Projet Bradbury - Semaine 51

     J'avance, lentement, en me méfiant de chaque bruit et de chaque zone d'ombre qui m'entourent. Le moindre craquement me met les nerfs à vif, la menace est proche, je le sais… La bête m'a frôlé, tout à l'heure, mais à continuer sa course sans m'attaquer. J'ai eu chaud, sur ce coup là. Je me demande encore pourquoi elle n'a pas senti ma peur… Les monstres savent détecter cette odeur bien particulière de sueur froide et de terreur. La créature qui me poursuit était-elle occupée à poursuivre une autre proie ? Ou joue-t-elle avec moi, persuadée de m'avoir, à la fin ?


     Je suis seul, sans arme, au milieu de cette forêt hostile et sombre. Ma seule chance de m'en sortir : trouver un chemin et partir, loin d'ici, loin de l'antre de la bête. Je ne sais même plus vraiment comment j'ai atterri ici.

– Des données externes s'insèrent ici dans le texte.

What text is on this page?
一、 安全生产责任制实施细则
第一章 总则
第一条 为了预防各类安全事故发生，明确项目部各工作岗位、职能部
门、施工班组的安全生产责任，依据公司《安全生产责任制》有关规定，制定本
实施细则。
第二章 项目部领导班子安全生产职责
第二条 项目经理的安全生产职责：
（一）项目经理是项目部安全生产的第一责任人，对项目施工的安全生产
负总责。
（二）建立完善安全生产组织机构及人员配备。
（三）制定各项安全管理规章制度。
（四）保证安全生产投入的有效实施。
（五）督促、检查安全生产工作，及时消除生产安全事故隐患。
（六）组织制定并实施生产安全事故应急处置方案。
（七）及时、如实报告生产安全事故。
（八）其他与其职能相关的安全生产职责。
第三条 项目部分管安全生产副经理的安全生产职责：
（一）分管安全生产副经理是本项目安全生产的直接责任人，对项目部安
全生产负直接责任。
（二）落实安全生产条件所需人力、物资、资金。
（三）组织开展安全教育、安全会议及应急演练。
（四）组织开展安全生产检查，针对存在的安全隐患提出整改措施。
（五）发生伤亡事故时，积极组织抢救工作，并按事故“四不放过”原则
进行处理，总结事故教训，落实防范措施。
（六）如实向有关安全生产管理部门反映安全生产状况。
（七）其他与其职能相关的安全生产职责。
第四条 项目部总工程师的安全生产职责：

C'est comme si je m'étais endormi dans mon lit et réveillé dans ce cauchemar… Mais ce n'est pas un mauvais rêve. J'ai trébuché sur des branches mortes à plusieurs reprises, et j'ai eu mal, très mal… Je sais que je ne dors plus, et que rester éveillé, en alerte, est le seul moyen de survivre.


     Je tourne la tête à droite et à gauche, en espérant distinguer de la lumière, ou un bruit m'indiquant que la civilisation est proche. Rien. Il n'y a rien. La pâle lueur de la Lune éclaire les feuilles et les branches des arbres qui m'entourent. Soudain, je distingue des bruits de pas, une course folle, derrière moi… Je me roule en boule pour m'abriter dans le tronc d'un arbre mort et je vois passer la bête, une seconde fois, à quelques centimètres de moi.


     Elle va finir par m'avoir…


     J'attends que l'écho de sa cavalcade s'évanouisse pour sortir de ma cachette, et je pars dans la direction opposée à celle prise par l'animal. Est-ce bien un animal, d'ailleurs ? La créature m'a paru énorme, mais mon imagination me joue peut-être des tours. Je ne l'ai aperçue que deux fois, dans le noir, en faisant tout pour ne pas me faire repérer… L'image que j'ai de cette chose est assez fragmentaire. Une masse sombre, plus rapide et élancée qu'un sanglier, mais plus trapue qu'un cervidé… La première chose à laquelle j'ai pensé c'est “putain, une panthère !” mais qu'est-ce qu'un félin de cette taille ferait dans un bois de la Sarthe ? Les animaux qui s'échappent des cirques, c'est plutôt rare… Non, je pense que j'ai plutôt affaire à un monstre. Aussi folle que cette idée soit, elle me paraît tout à fait crédible à cet instant.


     Je presse le pas, tout en veillant à rester discret et à ne pas me prendre les pieds dans une racine. Une chute risquerait de me blesser, ou pire, de me faire repérer par la bête. Je fouille le sol des yeux à la recherche d'une grosse branche morte qui me permettrait de me défendre. J'en aperçois une à quelques mètres devant moi : elle a l'air solide et assez longue pour maintenir la créature maléfique à bonne distance, si jamais elle me rattrapait…


     Je tends le bras vers le morceau de bois et…


     Je ne vois pas mon bras ! Je le sens, au bout de mon épaule, mais quand j'agite ma main devant mon visage… Elle n'est pas là ! Je ne suis pas aveugle, je distingue parfaitement tous les arbres qui m'entourent, alors pourquoi je ne peux pas voir ma propre main ? Je lève mon pied devant moi, et, à ma plus grande horreur, lui aussi est invisible ! Qu'est-ce qui m'arrive ? Qu'est-ce qui est arrivé à mon corps ?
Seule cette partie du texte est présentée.